You probably know that I don’t believe in problems. More specifically, that I find it useful to reframe a “problem” into a challenge, a dilemma, or an opportunity.
But the other day on Daniel Pink’s podcast, I heard Tina Selig give a completely different spin on things.
Tina says that there’s enormous benefit to falling in love with ‘the problem’ (or any other kind of situation that requires a solution or a decision).
To spend time with it, give it attention – BEFORE you start looking for solutions.
And I agree: we usually define something as ‘needs an answer/solution/decision’ and then we go look for that.
But if we stay with the problem longer, and try to reframe it, we open up far more options for the solution.
Daniel and Tina use the example of planning a joint birthday party. But, what if we look at planning a celebration? Or a way to mark our birthday? Or
a way to get all our friends together? Or something that would be the most surprising? Or a birthday journey? Or a ritual?
Suddenly, there’s all kinds of ways to plan the event… any event, whichever event.

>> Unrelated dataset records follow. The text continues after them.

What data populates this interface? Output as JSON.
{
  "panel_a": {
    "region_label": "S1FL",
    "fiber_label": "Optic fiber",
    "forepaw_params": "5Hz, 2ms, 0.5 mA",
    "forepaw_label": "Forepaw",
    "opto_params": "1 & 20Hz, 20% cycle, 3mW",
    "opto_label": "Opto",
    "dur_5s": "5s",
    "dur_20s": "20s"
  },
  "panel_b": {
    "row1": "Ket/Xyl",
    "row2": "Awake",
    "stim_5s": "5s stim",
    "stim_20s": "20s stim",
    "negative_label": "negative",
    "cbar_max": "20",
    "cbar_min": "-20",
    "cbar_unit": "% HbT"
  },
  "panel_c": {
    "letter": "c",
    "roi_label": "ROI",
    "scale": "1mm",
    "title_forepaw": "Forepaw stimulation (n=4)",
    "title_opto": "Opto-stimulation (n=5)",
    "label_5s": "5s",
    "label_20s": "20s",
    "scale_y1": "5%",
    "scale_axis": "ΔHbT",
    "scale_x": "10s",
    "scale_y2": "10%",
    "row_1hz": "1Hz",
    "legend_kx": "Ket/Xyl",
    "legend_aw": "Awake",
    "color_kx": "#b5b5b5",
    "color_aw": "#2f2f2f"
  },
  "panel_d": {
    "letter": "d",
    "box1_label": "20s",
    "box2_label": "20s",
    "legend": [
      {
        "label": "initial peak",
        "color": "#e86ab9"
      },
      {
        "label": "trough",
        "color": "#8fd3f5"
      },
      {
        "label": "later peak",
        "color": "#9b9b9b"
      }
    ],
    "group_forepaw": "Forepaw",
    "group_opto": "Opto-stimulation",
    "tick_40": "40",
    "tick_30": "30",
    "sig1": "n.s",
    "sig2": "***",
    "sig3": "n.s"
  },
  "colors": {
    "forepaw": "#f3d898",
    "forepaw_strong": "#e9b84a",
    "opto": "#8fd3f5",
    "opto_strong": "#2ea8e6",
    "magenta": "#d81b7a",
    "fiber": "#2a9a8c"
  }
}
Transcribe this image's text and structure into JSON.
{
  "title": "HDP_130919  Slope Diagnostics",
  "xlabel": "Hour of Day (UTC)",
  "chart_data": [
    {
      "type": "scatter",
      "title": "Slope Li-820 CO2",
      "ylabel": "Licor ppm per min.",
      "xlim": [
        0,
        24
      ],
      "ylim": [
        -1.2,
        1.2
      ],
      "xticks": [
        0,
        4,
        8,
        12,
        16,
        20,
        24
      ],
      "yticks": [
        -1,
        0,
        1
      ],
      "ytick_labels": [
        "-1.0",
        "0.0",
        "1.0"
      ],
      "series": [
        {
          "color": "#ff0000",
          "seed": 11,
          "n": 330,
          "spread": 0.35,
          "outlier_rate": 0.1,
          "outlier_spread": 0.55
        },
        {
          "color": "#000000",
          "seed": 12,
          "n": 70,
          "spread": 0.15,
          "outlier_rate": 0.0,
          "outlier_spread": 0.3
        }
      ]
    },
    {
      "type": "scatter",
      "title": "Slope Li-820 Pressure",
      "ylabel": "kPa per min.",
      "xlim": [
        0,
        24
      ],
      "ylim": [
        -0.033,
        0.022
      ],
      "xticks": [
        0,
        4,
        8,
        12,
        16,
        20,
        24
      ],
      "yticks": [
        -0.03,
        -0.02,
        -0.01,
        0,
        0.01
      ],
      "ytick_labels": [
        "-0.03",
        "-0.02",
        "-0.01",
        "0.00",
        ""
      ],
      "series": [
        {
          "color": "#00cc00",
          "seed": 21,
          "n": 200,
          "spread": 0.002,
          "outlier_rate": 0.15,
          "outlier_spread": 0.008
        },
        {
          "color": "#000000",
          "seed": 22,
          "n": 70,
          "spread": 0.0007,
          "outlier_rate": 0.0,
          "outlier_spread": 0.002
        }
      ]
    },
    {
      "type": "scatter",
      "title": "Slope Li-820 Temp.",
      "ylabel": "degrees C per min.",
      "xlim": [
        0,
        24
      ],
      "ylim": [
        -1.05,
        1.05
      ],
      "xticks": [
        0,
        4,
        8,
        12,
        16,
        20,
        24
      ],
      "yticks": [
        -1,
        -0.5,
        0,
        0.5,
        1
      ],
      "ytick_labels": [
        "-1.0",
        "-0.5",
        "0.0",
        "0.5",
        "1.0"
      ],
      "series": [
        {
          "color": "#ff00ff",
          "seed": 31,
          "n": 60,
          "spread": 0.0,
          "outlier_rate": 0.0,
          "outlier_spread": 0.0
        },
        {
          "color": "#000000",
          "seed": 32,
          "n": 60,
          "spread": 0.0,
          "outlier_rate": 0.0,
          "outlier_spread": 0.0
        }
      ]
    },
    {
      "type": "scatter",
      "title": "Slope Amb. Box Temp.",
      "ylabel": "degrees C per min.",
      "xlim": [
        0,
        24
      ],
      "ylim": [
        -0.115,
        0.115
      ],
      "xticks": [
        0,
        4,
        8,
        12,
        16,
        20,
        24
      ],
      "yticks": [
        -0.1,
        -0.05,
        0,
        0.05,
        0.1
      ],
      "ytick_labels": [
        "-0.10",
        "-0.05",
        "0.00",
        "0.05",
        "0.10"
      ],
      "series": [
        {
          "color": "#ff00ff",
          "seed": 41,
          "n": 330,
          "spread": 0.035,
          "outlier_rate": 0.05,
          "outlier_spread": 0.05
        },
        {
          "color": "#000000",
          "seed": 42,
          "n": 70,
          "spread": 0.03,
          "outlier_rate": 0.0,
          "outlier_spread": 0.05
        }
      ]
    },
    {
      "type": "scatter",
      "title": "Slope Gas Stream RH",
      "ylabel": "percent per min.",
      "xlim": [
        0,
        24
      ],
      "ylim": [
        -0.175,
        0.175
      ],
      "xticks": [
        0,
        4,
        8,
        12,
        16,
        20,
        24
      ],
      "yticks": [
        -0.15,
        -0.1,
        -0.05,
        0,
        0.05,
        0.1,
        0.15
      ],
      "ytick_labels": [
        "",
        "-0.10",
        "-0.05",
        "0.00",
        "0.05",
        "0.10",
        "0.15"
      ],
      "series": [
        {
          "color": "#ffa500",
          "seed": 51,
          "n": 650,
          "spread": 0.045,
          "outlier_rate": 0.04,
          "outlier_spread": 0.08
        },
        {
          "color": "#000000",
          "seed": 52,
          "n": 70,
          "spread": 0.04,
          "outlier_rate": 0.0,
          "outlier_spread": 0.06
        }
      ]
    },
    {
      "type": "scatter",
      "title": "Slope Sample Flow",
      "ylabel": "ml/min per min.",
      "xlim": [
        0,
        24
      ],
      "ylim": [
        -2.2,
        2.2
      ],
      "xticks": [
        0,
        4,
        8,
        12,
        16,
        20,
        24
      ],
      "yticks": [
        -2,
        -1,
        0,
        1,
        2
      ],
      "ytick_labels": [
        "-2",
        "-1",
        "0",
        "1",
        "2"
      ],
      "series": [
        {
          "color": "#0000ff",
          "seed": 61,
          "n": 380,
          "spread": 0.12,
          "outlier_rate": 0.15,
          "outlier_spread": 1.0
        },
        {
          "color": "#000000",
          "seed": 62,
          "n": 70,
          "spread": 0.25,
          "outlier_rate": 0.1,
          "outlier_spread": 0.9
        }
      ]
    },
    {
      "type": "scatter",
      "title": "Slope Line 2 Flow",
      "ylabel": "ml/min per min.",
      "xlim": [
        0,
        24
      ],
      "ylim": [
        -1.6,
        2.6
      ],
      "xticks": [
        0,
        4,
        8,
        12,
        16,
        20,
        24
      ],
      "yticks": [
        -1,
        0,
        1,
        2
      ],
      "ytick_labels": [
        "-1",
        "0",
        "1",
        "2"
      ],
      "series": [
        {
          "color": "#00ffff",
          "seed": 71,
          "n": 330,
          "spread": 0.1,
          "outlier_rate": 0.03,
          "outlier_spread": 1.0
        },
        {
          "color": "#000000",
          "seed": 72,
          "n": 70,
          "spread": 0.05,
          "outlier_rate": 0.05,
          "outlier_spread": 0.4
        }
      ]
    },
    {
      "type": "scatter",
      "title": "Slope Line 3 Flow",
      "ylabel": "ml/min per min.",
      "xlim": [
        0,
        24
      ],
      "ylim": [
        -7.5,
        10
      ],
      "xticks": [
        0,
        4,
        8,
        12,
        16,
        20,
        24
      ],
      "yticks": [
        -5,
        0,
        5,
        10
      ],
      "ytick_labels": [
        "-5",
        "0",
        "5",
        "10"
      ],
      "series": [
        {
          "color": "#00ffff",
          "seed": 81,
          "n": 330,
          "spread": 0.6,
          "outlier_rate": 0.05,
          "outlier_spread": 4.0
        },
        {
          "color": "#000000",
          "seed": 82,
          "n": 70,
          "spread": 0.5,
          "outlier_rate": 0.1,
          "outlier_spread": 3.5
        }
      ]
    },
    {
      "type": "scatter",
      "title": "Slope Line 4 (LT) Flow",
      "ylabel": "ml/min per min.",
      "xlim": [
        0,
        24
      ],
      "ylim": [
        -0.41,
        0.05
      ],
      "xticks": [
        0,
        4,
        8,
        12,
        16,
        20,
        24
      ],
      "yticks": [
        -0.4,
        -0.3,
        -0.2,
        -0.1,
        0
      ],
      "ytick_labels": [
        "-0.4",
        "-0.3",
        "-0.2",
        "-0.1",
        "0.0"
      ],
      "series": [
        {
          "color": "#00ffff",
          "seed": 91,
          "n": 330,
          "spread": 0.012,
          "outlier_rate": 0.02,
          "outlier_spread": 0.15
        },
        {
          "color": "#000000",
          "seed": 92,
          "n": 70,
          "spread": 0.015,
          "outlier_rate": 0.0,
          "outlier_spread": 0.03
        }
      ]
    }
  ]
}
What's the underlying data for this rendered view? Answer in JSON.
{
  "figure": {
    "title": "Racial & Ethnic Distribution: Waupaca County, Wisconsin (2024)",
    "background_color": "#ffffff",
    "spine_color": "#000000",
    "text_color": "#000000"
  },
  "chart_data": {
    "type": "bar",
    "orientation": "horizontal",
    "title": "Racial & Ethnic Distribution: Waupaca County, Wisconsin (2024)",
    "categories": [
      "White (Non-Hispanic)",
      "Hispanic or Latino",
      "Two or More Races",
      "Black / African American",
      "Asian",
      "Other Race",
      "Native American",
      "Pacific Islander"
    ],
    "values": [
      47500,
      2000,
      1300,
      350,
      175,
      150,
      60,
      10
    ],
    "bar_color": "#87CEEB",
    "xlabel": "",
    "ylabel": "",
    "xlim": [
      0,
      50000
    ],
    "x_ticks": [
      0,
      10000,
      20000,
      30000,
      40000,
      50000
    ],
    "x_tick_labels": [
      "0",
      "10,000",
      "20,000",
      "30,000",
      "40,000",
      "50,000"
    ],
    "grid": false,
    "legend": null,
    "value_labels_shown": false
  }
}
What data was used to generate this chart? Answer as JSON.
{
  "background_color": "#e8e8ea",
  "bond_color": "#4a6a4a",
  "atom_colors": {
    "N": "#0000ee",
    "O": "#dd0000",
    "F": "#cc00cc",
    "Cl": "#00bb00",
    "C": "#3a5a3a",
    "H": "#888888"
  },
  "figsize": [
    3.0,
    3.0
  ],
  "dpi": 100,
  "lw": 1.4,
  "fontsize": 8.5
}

So, before looking for a solution or answer, Tina says it’s good to “Frame-storm before you brainstorm”.
And yep, she’s got it right.
This is exactly the kind of thing that I do when coaching clients.
It’s why one of my favourite coaching questions is: “What else?”
Because when you start with an assumption about which “problem” needs to be solved, you’ll be limited to the option pertaining to that problem.
But if you widen your perception first, and deliberately select a framework for the problem-solving you’re about to do, you’ll be solving the same problem but you’ll have FAR more options to choose from.
So yes. Fall in love with the problem.
Just make sure you break off the engagement, before you end up getting married to the problem.